The following are a few quotes written by Dr. Laura Schlessinger from her book, Ten Stupid Things Couples Do to Mess Up Their Relationships, that might bring some clarity to this matter:

— “PRIVACY is something you ‘give’ someone out of respect. SECRECY is something you ‘withhold’ from one another.”

— “PRIVACY is when you want to go to the bathroom or pick your nose without your spouse looking —or try to buy them a gift without them knowing. SECRECY is when you feel guilty about something that you can’t tell your spouse.”

— “PRIVACY in marriage is your own personal space. In this, there is trust and respect. The other partner is aware of this space and respects it without intrusion. We all need a little private time to ourselves; otherwise we’d go nuts! SECRECY is destructive in marriage —it’s a lack of trust and respect. This is something the other partner is unaware of, and in essence, it’s a lie.

— PRIVACY is having some quality time or spiritual time alone. SECRECY in a marriage can be a form of deceit.”

— “PRIVACY is the withholding of info concerning yourself, the disclosure of which would be of no benefit to the partner, and which you don’t wish to share. SECRECY, on the other hand, is the withholding of info that may have an effect on the well being of the partner. This effect may be financial, spiritual, physical, or mental. PRIVACY is acceptable. SECRECY is not.”

Explanation of Secrecy

Below is another explanation of secrecy written by Jack in the article, Privacy Vs. Secrecy in a Marriage. (Jack had a “secret” affair. Since that time, he has worked to be open, and has changed his ways, which brought healing to his marriage.) Here’s an excerpt of some of what he has learned:

SECRECY:

It is the act of keeping things hidden —that which is secret goes beyond merely private into hidden. While secrecy spills into privacy, not all privacy is secrecy. Secrecy stems from deliberately keeping something from others out of fear. Secrets consist of information that has a potentially negative impact —emotionally, physically, or financially. The keeper of secrets believes that if they are revealed either accidentally or purposefully, the revelation may cause harm to the secret-keeper and those around him or her.

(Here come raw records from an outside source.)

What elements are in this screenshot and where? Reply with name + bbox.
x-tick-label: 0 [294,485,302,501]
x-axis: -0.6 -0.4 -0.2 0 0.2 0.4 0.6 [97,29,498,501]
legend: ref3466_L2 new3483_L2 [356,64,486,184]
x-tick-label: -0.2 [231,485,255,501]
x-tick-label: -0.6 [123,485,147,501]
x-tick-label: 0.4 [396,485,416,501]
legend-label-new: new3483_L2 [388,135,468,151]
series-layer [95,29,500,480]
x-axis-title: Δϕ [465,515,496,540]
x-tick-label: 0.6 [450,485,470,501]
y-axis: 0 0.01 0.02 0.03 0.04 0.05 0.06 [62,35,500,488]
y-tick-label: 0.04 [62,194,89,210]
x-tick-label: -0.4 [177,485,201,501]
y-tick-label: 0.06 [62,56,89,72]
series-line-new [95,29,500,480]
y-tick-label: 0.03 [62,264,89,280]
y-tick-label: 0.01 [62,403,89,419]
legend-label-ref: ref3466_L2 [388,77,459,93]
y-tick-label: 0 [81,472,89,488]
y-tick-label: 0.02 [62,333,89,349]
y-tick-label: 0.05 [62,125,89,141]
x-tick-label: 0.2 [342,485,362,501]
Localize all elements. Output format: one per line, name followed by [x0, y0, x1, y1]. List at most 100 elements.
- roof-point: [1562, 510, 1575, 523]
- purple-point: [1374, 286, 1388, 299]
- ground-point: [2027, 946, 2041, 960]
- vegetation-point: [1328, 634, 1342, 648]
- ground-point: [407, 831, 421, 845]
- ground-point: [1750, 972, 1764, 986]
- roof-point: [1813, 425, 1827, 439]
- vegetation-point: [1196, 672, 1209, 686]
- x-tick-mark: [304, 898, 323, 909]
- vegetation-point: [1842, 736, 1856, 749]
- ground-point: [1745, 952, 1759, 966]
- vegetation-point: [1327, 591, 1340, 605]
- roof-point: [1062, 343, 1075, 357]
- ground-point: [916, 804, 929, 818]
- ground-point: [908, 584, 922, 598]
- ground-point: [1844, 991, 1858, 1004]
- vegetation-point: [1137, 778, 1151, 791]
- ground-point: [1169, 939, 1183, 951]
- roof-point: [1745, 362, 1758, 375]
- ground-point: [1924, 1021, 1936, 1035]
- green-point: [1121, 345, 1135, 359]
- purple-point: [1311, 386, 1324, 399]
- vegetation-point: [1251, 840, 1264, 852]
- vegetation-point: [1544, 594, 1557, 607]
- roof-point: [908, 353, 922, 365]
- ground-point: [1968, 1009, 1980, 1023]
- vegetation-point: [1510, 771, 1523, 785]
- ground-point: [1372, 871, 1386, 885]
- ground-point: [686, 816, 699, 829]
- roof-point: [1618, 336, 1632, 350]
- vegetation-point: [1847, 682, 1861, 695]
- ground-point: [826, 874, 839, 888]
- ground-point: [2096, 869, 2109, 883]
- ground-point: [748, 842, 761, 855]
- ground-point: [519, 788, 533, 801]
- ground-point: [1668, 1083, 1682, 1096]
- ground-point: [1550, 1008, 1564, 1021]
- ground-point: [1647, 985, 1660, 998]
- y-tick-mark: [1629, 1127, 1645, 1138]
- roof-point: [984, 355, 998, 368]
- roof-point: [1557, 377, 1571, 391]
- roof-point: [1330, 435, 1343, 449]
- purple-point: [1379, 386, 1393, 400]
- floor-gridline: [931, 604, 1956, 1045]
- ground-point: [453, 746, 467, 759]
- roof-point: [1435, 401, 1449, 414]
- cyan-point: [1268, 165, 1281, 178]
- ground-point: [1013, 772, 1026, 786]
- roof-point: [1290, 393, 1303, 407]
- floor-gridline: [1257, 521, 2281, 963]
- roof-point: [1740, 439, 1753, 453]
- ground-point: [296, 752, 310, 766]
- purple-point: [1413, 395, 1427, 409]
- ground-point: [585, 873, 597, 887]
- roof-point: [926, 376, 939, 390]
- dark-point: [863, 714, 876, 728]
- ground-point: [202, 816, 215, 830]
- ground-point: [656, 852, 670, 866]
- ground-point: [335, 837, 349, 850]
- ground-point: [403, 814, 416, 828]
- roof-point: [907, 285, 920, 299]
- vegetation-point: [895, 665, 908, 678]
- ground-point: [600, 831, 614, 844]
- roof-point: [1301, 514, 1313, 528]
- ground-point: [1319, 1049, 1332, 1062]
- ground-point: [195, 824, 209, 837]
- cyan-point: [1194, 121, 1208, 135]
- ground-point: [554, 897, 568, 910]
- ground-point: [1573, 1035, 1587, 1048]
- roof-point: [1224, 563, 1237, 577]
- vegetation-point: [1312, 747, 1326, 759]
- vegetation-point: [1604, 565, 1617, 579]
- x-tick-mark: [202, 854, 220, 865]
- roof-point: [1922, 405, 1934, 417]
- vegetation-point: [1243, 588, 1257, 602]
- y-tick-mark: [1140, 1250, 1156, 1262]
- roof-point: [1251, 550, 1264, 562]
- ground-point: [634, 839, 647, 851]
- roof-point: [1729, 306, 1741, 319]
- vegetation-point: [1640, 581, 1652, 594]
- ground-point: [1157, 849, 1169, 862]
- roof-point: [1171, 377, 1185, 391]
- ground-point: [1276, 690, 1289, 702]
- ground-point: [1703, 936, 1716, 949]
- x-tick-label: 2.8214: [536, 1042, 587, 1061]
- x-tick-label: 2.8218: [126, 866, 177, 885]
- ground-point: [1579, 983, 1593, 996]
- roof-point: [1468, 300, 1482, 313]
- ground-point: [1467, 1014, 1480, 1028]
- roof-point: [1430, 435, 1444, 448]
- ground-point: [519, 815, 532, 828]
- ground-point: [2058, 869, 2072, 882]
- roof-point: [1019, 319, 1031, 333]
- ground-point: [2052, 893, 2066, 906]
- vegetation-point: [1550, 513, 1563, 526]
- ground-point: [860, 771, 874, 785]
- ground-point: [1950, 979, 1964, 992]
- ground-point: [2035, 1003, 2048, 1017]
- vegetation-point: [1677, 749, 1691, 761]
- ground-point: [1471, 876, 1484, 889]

Some secrets seem small but slowly erode trust. Fear of a spouse’s reaction can cause us to begin to hide something that we purchased or to say that we were at the office when we were with friends. A distance will begin to grow between us, and our spouse, bit by bit… Other secrets can wreak havoc on the very foundation of a relationship. These secrets are actions, beliefs or parts of ourselves that we deliberately keep hidden out of fear of its impact. Affairs, drug and alcohol use, sexual orientation or fetishes are examples of secrets that could have disastrous consequences if discovered. Secrets of this nature erode trust and security and create a chasm that makes it difficult for a couple to feel close and truly connected.

A person who is holding secrets will begin to create a false persona that they will hide behind in order to keep the secret hidden. When secrets of this nature are discovered or revealed they shake the underpinnings of a relationship and create feelings of betrayal, vulnerability, and insecurity in one’s partner.

In marriage, the Bible teaches us to cleave together “as one.” It is extremely troublesome to have secret cell phones, usernames, and passwords. It’s also problematic when one spouse doesn’t tell the other when he or she meets up or chats privately with someone else. Secrets are for people who are not in a covenant marriage.

If you desire to honor your vows, strive to be as open and upfront with your spouse as you can. There should be no room made for secrecy and hiding in a relationship.

“People who conceal their sins will not prosper, but if they confess and turn from them, they will receive mercy.” – Proverbs 28:13

 For there is nothing hidden that will not be disclosed, and nothing concealed that will not be known or brought out into the open. – Luke 8:17

As you strive to improve your marriage avoid secrecy and embrace the habit of honesty and transparency.